En la agricultura cada vez se está apostando más por la producción ecológica y desde el comercio se trata de incentivar la compra de productos de proximidad en las tiendas de barrio y en los mercados de productos frescos de toda la vida, evitando los productos envasados y los procesados y precocinados. Todo lo que en décadas anteriores se nos ofreció como una oportunidad para ganar tiempo en la cocina, ahora, afortunadamente, se nos presenta como una opción a evitar.

Pero, pese al incremento de concienciación con la necesidad de reciclar, de invertir en energías limpias y renovables, de usar menos el coche y más las propias piernas o la bicicleta y de respetar nuestro medio natural porque es la tierra que habrán de heredar las generaciones venideras, queda muchísimo por hacer y por aprender.

Es inconcebible que, cada vez que se celebra un macro evento al aire libre, la gente deje Tirados por el suelo todos los envases de lo que ha consumido. No cuesta tanto meter en una bolsita tus propios residuos y tirarlos a un contenedor o a una papelera de camino de vuelta a casa, igual que haces cuando sacas al perro. ¿Por qué tu perro tiene que ser más limpio que tú? Se supone que tú eres el animal racional y él el irracional.

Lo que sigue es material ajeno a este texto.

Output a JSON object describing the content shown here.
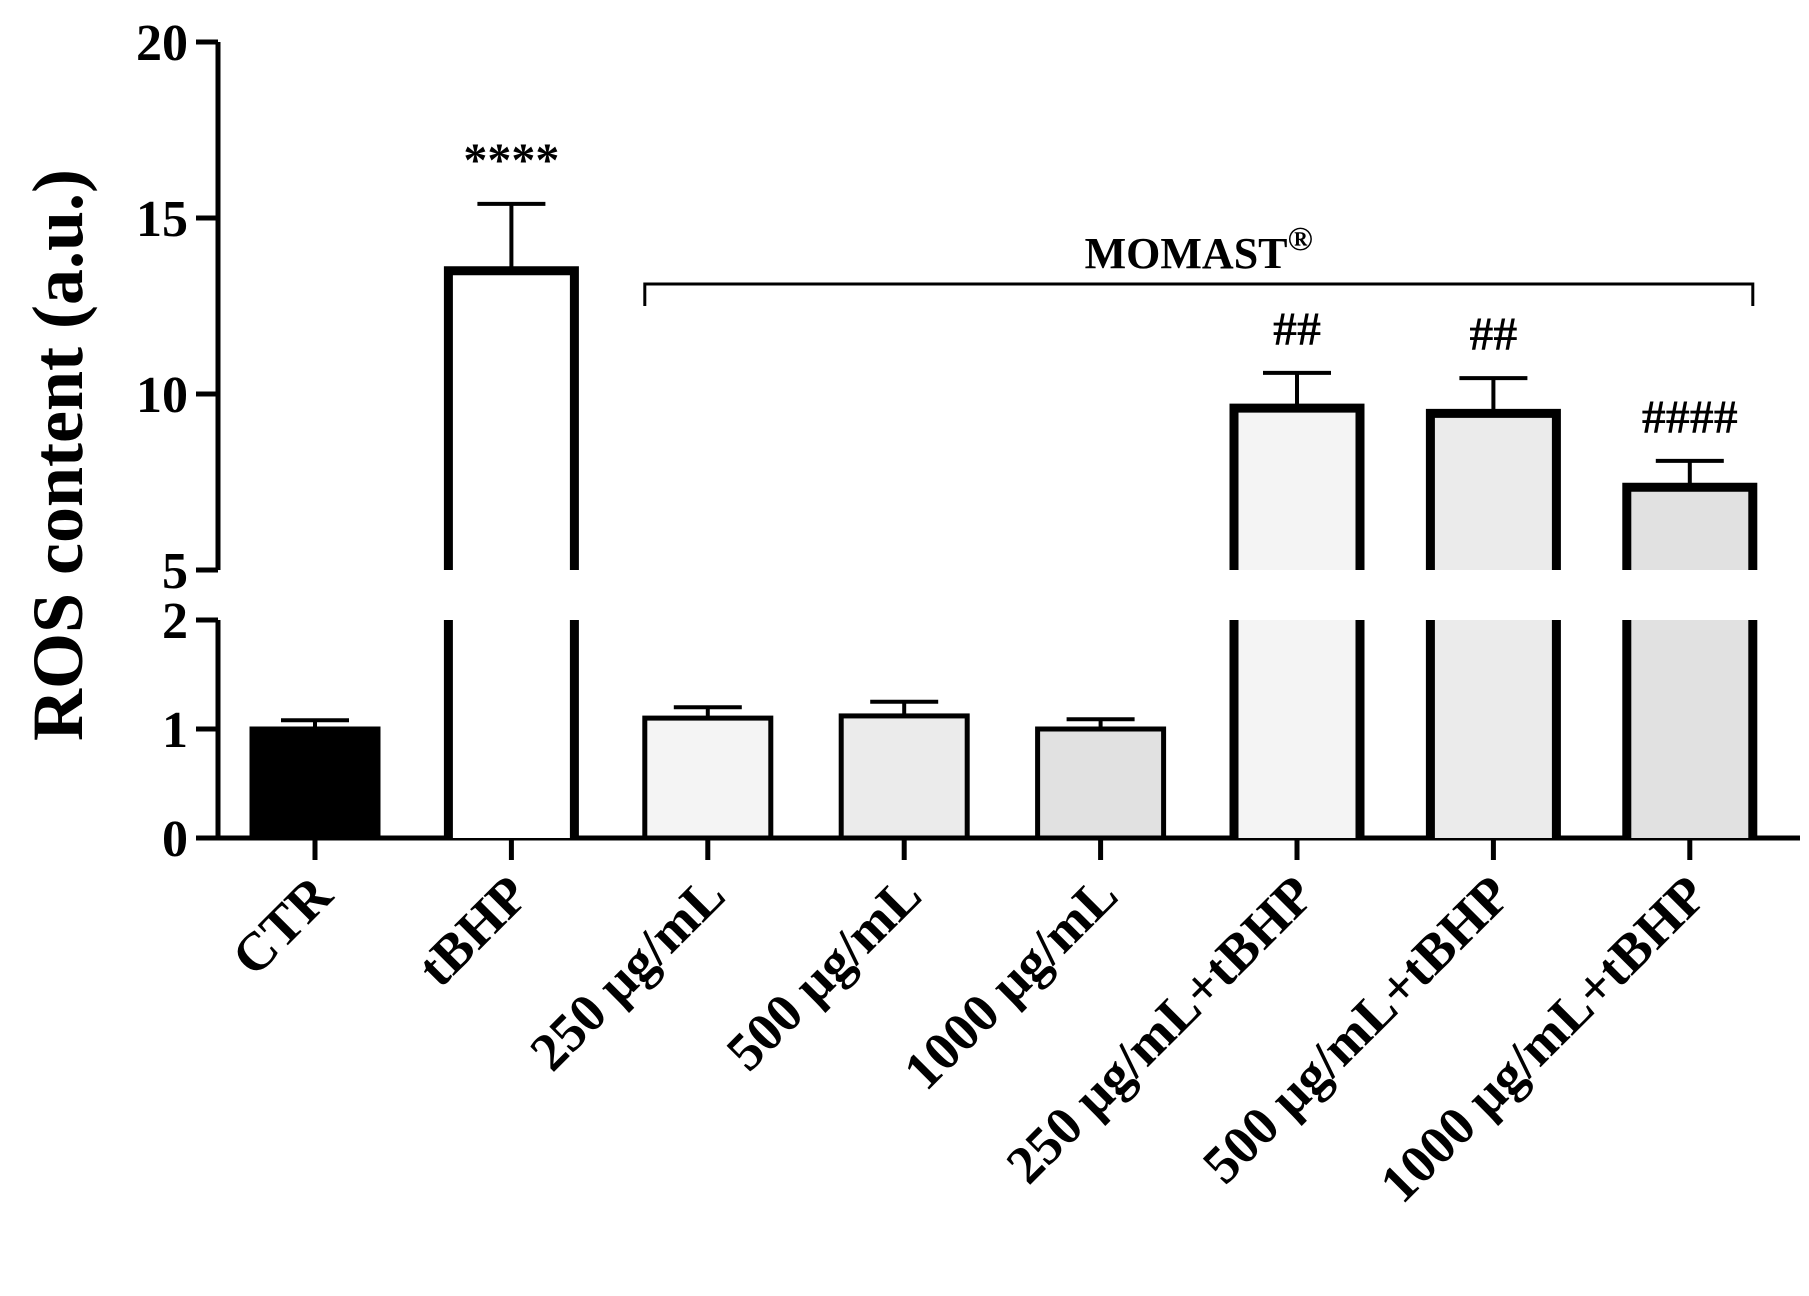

Viajar es otra de las cosas que hacemos mal, pues tomamos aviones demasiado alegremente para desplazarnos de un punto a otro para pasar a lo mejor dos días en cada sitio, como si no hubiera un mañana. Aprovechando las ofertas de última hora, justificamos nuestro despropósito engañándonos con la idea de que, al ser tan económico, cualquiera va en tren o en coche. Volvemos al mismo ejemplo de la comida a domicilio, para que algo nos resulte barato, ¿a cuánta gente le estamos complicando la vida? En el caso concreto de los aviones, el precio que pagamos por nuestros viajes irresponsables es el envenenamiento de nuestro aire. ¿Nos hemos preguntado alguna vez cuánto contamina un avión? De la infinidad de vuelos que cruzan nuestros cielos en un día, ¿cuántos se podrían evitar sólo con ejercitar un poco nuestro sentido común?

Los aviones nos permiten viajar muy rápido para seguir viviendo rápido, como si huyéramos de nosotros mismos y no quisiéramos tener tiempo de pensar. Tal vez porque al pensar la propia vida corremos el riesgo de sospechar que llegaremos a morir sin tener conciencia de haber vivido plenamente.

Puesta de sol del último día del año en el puerto de la Clota, en L'Escala



La forma más rápida de conectar con uno mismo y con lo que le rodea, a veces es dignarse a parar, a no hacer nada. Entretenernos en la contemplación de una puesta de sol, que dura un suspiro, pero nos puede llegar a embriagar de tal forma que su luz nos acompañe durante mucho tiempo. Maravillarnos con la observación atenta del vuelo de una golondrina o de una gaviota que cruza el cielo sobre el mar. Como acostumbra a hacer Judit, para empaparse de la verdadera vida que no está dispuesta a permitir que nadie le arrebate.

Estrella Pisa

Psicóloga col. 13749

A Judit Xiberta, por su pasión por vivir.